Taffy Brodesser-Akner is a unicorn at the Times Magazine; her pieces are long and yet incisive, and yet at the end you would happily read more. Novels are different; they benefit from editing. At 350 pages, this novel cries out to be shorter by 50 pages, maybe more. So feel free to skim. But do not abandon it. Along the way, there are tart, smart observations, and exchanges that will make you turn down the corner of several dozen pages, and at the end, you will be rewarded with some hard won, beautifully composed wisdom. And then there are social reasons to read this novel. Everyone you know will be reading it. And if you don’t, you’ll have to stand around at parties like Ivanka Trump, eager to be in a conversation but just not up to it.
A FEW OF TAFFY BRODESSER-AKNER’S BEST MAGAZINE PROFILES
She wanted to eat the world, but it was just too big.

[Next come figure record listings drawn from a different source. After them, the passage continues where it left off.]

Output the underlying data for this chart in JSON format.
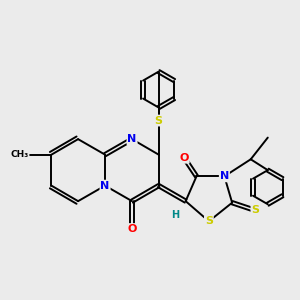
{
  "bg_color": "#ebebeb",
  "bond_color": "#000000",
  "atom_colors": {
    "N": "#0000ee",
    "O": "#ff0000",
    "S": "#cccc00",
    "H": "#008888"
  },
  "bond_lw": 1.4,
  "dbl_off": 0.055
}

She tried desperately to find moderation. She read everything she could get her hands on. She lived for as long as she possibly could. It is really something that we choose a person’s death as the occasion to write about her, when that is the time when she is more subjective than she ever was in life.

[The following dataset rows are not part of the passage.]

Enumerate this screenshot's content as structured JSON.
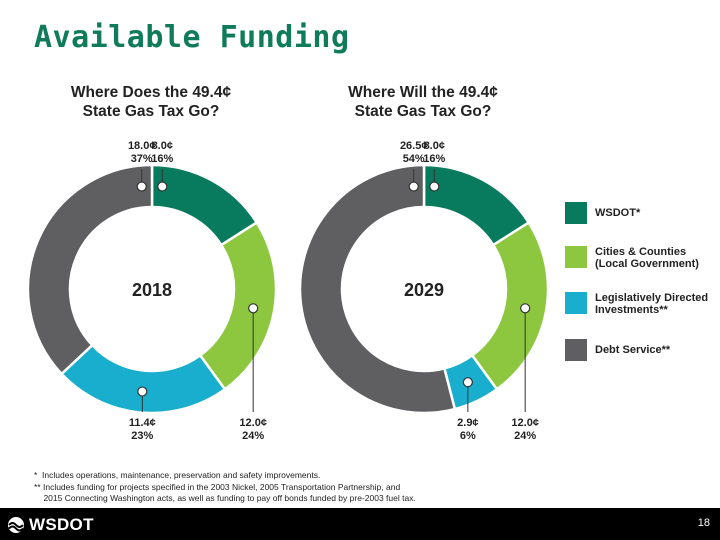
{
  "slide": {
    "title": "Available Funding",
    "page_number": "18",
    "logo_text": "WSDOT"
  },
  "colors": {
    "WSDOT": "#087a5e",
    "Cities & Counties": "#8dc63f",
    "Legislatively Directed": "#19aece",
    "Debt Service": "#5f5f61"
  },
  "legend": {
    "items": [
      {
        "label": "WSDOT*",
        "color": "#087a5e"
      },
      {
        "label": "Cities & Counties\n(Local Government)",
        "color": "#8dc63f"
      },
      {
        "label": "Legislatively Directed\nInvestments**",
        "color": "#19aece"
      },
      {
        "label": "Debt Service**",
        "color": "#5f5f61"
      }
    ]
  },
  "footnotes": [
    "*  Includes operations, maintenance, preservation and safety improvements.",
    "** Includes funding for projects specified in the 2003 Nickel, 2005 Transportation Partnership, and",
    "    2015 Connecting Washington acts, as well as funding to pay off bonds funded by pre-2003 fuel tax."
  ],
  "chart_data": [
    {
      "type": "pie",
      "donut": true,
      "title": "Where Does the 49.4¢\nState Gas Tax Go?",
      "center_label": "2018",
      "slices": [
        {
          "name": "WSDOT*",
          "cents": "8.0¢",
          "percent": "16%",
          "value": 16
        },
        {
          "name": "Cities & Counties (Local Government)",
          "cents": "12.0¢",
          "percent": "24%",
          "value": 24
        },
        {
          "name": "Legislatively Directed Investments**",
          "cents": "11.4¢",
          "percent": "23%",
          "value": 23
        },
        {
          "name": "Debt Service**",
          "cents": "18.0¢",
          "percent": "37%",
          "value": 37
        }
      ]
    },
    {
      "type": "pie",
      "donut": true,
      "title": "Where Will the 49.4¢\nState Gas Tax Go?",
      "center_label": "2029",
      "slices": [
        {
          "name": "WSDOT*",
          "cents": "8.0¢",
          "percent": "16%",
          "value": 16
        },
        {
          "name": "Cities & Counties (Local Government)",
          "cents": "12.0¢",
          "percent": "24%",
          "value": 24
        },
        {
          "name": "Legislatively Directed Investments**",
          "cents": "2.9¢",
          "percent": "6%",
          "value": 6
        },
        {
          "name": "Debt Service**",
          "cents": "26.5¢",
          "percent": "54%",
          "value": 54
        }
      ]
    }
  ]
}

I wanted to talk about Mr. Cooper’s own sobriety, and how it was reflected in Jackson’s drug and alcohol addiction. I wanted to talk about fatherhood — how Mr. Cooper has both lost his father and become a father in the last few years — since fathers haunt the movie. I wanted to talk about love. But he wasn’t having it.

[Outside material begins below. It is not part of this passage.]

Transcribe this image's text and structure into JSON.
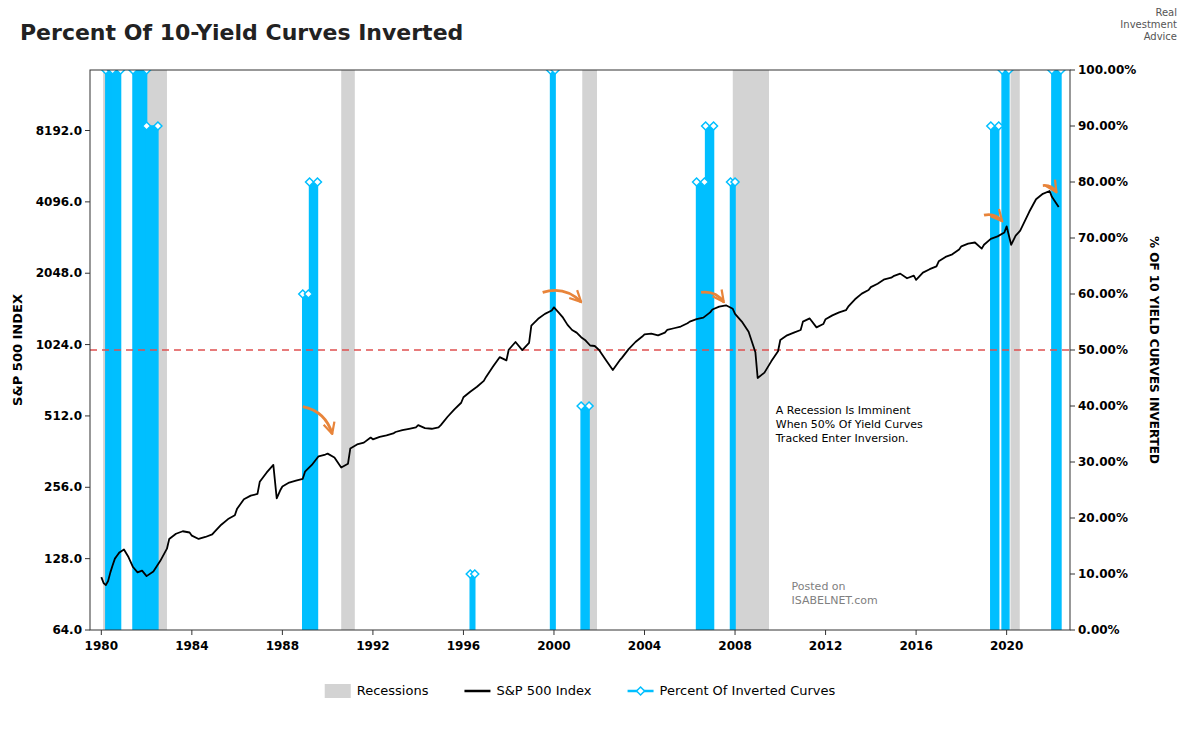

Listen, he said to me. I seem nice. He gets that I’m just doing my job. But he’s not going to get personal with me. He has to promote his movie — he wants to promote his movie — but beyond that? What would telling me anything truly personal really do? “I don’t necessarily see the upside of it. You know? I don’t.”
Gwyneth Paltrow disrupted the contract between the celebrity and the civilian who is observing her. In a typical women’s magazine profile, the implicit pact is that the celebrity will not make the woman feel bad by implying that the woman could have what the celebrity has if only she would work: “It’s all in my genes, what can I say!” the celebrity proclaims. But G.P. was different. She would talk openly about the food habits and exercise obsessions that allowed her to look the way she did. “It’s so much easier to sit home and not exercise and criticize other people,” she told Elle magazine in 2011. “My life is good,” she wrote on Goop’s website, “because I am not passive about it. I want to nourish what is real, and I want to do it without wasting time.” People think they want celebrities to speak honestly, but we’re not really that happy when they do.